= American Association for Applied Psychology =

For the American Association of Retired Persons, see AARP

The American Association for Applied Psychology (AAAP) was founded in 1937 as a national organization for clinical, consulting, educational, and business/industrial psychologists. It lasted for only eight years, merging with the American Psychological Association in 1945. Although short-lived, it has been claimed that some of its work led to what is now the basis of certain models of training in the field.

==Origins==
Applied psychologists who were without PhDs or did not have academic affiliations were not, early in the 20th century, given full membership privileges at the scientifically oriented American Psychological Association (APA). The AAAP, by contrast, accepted these psychologists.

It had grown from the New York Association of Consulting Psychologists (NYACP), established in 1921 through the efforts of Leta Hollingworth and others.

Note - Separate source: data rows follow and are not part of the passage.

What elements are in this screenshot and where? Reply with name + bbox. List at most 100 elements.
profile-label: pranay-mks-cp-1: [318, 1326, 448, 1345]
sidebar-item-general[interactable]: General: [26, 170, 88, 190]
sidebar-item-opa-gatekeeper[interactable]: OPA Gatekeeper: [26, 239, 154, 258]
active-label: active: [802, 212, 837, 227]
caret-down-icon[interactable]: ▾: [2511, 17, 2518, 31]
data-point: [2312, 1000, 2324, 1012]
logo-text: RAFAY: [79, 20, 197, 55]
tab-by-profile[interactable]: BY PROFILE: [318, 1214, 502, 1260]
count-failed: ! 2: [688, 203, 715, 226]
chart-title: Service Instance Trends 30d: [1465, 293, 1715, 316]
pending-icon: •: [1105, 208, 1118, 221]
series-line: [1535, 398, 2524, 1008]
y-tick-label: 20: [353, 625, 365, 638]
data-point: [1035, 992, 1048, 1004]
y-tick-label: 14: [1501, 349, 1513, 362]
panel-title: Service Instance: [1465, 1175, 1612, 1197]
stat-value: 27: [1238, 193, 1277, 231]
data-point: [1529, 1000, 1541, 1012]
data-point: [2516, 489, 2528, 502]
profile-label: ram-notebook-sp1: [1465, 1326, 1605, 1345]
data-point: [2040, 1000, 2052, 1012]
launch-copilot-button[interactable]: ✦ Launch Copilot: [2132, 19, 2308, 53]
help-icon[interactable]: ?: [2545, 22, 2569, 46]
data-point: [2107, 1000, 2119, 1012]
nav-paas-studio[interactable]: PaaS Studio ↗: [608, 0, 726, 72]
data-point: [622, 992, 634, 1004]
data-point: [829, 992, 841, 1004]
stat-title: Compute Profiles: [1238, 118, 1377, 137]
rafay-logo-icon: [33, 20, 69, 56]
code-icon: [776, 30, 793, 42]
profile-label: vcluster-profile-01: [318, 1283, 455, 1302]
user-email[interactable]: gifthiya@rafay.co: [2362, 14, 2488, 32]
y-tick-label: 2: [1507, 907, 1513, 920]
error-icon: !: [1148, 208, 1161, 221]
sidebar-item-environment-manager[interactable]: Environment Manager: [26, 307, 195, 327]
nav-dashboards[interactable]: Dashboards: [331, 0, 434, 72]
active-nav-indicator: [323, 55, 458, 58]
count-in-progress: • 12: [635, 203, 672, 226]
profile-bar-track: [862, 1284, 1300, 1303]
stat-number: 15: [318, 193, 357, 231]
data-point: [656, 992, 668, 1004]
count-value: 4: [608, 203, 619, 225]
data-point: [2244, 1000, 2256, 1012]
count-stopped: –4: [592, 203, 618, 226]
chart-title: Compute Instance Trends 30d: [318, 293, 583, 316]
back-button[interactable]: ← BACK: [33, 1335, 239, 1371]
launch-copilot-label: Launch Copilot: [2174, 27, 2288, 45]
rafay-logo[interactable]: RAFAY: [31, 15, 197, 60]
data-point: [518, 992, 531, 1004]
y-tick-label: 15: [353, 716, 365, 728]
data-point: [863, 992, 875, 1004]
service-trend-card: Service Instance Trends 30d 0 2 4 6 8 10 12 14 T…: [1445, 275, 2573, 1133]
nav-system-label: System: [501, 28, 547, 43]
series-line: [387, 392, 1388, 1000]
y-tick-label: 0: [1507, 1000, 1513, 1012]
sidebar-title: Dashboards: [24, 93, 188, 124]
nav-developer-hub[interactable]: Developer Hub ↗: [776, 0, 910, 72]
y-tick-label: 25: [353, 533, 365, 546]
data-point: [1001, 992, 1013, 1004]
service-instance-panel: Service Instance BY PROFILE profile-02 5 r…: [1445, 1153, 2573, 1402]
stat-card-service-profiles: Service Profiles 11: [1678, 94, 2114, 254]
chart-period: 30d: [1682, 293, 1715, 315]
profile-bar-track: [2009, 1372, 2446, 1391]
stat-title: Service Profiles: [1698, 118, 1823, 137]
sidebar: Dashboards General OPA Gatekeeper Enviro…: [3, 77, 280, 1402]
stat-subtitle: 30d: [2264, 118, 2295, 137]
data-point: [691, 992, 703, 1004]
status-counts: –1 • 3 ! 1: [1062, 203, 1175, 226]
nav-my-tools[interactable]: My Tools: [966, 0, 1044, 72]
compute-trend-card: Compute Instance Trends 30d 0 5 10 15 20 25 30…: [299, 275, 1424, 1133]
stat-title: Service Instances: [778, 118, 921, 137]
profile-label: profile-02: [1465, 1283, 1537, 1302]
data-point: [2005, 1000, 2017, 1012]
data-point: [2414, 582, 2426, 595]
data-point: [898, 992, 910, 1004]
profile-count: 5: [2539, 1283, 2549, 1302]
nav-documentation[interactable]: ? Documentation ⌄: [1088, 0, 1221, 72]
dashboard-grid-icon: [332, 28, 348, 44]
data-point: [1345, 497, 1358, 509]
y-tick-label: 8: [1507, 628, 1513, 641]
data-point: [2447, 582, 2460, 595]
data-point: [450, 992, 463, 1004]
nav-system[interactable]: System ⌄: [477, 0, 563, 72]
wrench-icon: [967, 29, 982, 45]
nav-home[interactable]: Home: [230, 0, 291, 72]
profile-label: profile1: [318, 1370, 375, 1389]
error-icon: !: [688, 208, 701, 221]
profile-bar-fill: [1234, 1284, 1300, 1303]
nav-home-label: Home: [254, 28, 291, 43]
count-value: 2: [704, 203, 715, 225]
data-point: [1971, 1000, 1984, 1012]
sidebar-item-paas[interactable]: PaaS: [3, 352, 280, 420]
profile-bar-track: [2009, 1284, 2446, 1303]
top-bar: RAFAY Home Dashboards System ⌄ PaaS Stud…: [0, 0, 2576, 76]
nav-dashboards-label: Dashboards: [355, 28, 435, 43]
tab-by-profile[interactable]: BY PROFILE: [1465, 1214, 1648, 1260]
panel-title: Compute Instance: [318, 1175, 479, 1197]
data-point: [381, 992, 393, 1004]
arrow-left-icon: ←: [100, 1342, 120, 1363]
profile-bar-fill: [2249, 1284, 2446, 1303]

A practitioner with a University of Pennsylvania PhD but no academic affiliation named David Mitchell became the NYACP's first president. The NYACP soon began reaching out to applied psychologists in other states, changing its name to the Association of Consulting Psychologists (ACP) in 1930.

==Creation of AAAP==
It was, ironically, at the 1936 meeting of the rival APA at Dartmouth College that a dinner meeting was held where it was decided to expand the ACP into a fully national organization called the AAAP. In 1937, the remnants of the old Clinical Section of the APA officially disbanded and re-formed as the first Division of the new AAAP. It was immediately followed by Divisions for Consulting, Educational, and Business/Industrial psychology. A Military Psychology Division was added later. The first president of the AAAP was Douglas H. Fryer. Later well-known presidents included Donald G. Paterson, Walter V. Bingham, Albert Poffenberger, and Carl Rogers. During World War II, the U.S. military had a great need of professionals to treat soldiers with battle fatigue and other mental illnesses. In response, a committee of the APA led by David Shakow, who had already started this work on a similar committee within the structure of the AAAP established formal guidelines for the training of the clinical psychologists. The guidelines established the scientist-practitioner model of training.

==Merger With APA==
At the end of the War, the APA and AAAP merged to form a new APA in which scientists and practitioners had equal standing in the association. The new organization adopted the divisional structure of the old AAAP, adding twelve new Divisions to the old AAAP's five (there are now over 50). The new APA also held meetings to establish guidelines for clinical training, essentially adopting David Shakow's earlier document at a landmark meeting in Boulder, Colorado.